Пока не дочитал письмо, Тимер Янсаров ни на кого не взглянул и не поднял головы. Поэтому никто не заметил перемены, происшедшей в нем. Хотя он и научился держать себя в руках, на какой-то миг растерялся. Глядя в упор на Галяу, спросил:

— Кто писал?

— А ты что, хочешь преследовать корреспондента? — рассмеялся Галяу.

— Нет. Написано все правильно. Молодец он, спасибо.

— Это другое дело. Значит, факты в письме верны? — сказал Даутов, придвигаясь поближе к Янсарову, как будто боялся не расслышать его ответ.

— К сожалению, все это правда, товарищ Даутов! — сказал Тимер и коротко рассказал о делах колхоза, которые произошли во время его отсутствия. В общем, взял всю вину на себя.

— Да-а, — протянул Даутов. — Признание вины дело хорошее. Но брать все на себя неправильно, товарищ Янсаров. Подумайте хорошенько, в чем сильнее ваша вина, в халатном отношении к работе или в вашей молодости и неопытности? По-моему, в последнем. Как вы считаете, товарищ редактор?

— Правильно! — охотно подтвердил Хашимов.

— Верно и другое, — сказал Даутов, — о чем упомянул ваш корреспондент. Смуту сеют остатки кулаков.
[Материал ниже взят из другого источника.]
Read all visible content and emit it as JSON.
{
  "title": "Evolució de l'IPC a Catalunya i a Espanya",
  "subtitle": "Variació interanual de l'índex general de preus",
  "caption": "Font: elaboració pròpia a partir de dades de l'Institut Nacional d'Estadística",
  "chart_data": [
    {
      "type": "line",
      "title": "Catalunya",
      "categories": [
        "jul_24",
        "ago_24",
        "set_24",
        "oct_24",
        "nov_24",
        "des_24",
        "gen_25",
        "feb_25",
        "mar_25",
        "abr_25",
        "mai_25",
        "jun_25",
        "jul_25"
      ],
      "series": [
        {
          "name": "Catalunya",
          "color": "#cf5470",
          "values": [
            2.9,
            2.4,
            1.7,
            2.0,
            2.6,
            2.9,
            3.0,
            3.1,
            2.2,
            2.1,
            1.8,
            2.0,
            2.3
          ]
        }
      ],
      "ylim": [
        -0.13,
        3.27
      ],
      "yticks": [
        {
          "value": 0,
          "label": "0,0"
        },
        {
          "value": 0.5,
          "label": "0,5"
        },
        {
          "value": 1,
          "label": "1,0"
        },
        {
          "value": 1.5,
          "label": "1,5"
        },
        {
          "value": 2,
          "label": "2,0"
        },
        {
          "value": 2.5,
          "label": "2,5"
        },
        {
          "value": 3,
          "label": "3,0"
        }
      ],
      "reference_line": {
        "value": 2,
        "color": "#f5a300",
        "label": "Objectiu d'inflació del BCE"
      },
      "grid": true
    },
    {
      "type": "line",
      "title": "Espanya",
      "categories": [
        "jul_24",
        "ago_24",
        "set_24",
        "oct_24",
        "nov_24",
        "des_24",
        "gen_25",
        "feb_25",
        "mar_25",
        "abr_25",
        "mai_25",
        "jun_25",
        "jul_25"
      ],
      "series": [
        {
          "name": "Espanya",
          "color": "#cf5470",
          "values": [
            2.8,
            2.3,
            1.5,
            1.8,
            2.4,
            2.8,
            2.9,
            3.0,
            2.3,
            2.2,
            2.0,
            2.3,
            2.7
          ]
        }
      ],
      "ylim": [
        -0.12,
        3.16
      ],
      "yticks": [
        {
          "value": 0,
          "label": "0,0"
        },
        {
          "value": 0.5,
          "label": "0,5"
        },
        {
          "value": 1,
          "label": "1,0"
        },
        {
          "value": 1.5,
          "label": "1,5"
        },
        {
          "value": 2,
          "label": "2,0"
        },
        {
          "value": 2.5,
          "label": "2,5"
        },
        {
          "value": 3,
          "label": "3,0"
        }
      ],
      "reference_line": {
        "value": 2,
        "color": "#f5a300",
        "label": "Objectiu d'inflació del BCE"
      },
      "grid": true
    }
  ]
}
— И мне это приходило в голову, — сказал Тимер. — Но очень уж они осторожны, трудно напасть на их след.

— А вы больше опирайтесь на сознательных колхозников, тогда дальше увидите и больше услышите. Руководитель должен быть не только сознательным, но и чутким.

— Понимаю, товарищ Даутов.

— Если понимаете, очень хорошо. Но надо уметь применять свои знания в жизни. Постойте-ка, я вас познакомлю с одним интересным документом. — Даутов встал и принес из сейфа бумагу. — Вот шифрованная телеграмма. Кулак Гарей Шакманов сбежал из лагеря.

— Не может быть?!

— Вот вам и «не может быть». Ведется его поиск, и рано или поздно нападут на след. Он стреляный волк. И если тут не осталось у него каких-либо ценностей, в эти края, где его все знают, он и носа не сунет. Но как знать! Все же надо прислушиваться и приглядываться. Вы знаете, что в районе появилось много посторонних, ходят какие-то нищие, бродяги. Кто может гарантировать, что под лохмотьями не скрываются настоящие кулаки?

— Никто.

— По-моему, — сказал Даутов уверенно, — и гибель телят в колхозе, и это заявление, а также разложение трудовой дисциплины — все связано. Здесь чувствуется чья-то опытная рука. Так вот, надо немедленно провести собрание, прямо и открыто поговорить с колхозниками. В Кайынлы с тобой, товарищ Инсаров, поедет Хашимов. Он хорошо знает людей в деревне, вместе и собрание проведете.

— Хорошо, товарищ Даутов.

— До свиданья! — Даутов протянул руку. Но Тимер не спешил уходить даже после того, как попрощался с секретарем райкома. Он с улыбкой взглянул на Галяу и сказал:

— Значит, ты не скажешь мне, кто этот корреспондент? Что ж, понимаю, нельзя. А парень этот мне нравится.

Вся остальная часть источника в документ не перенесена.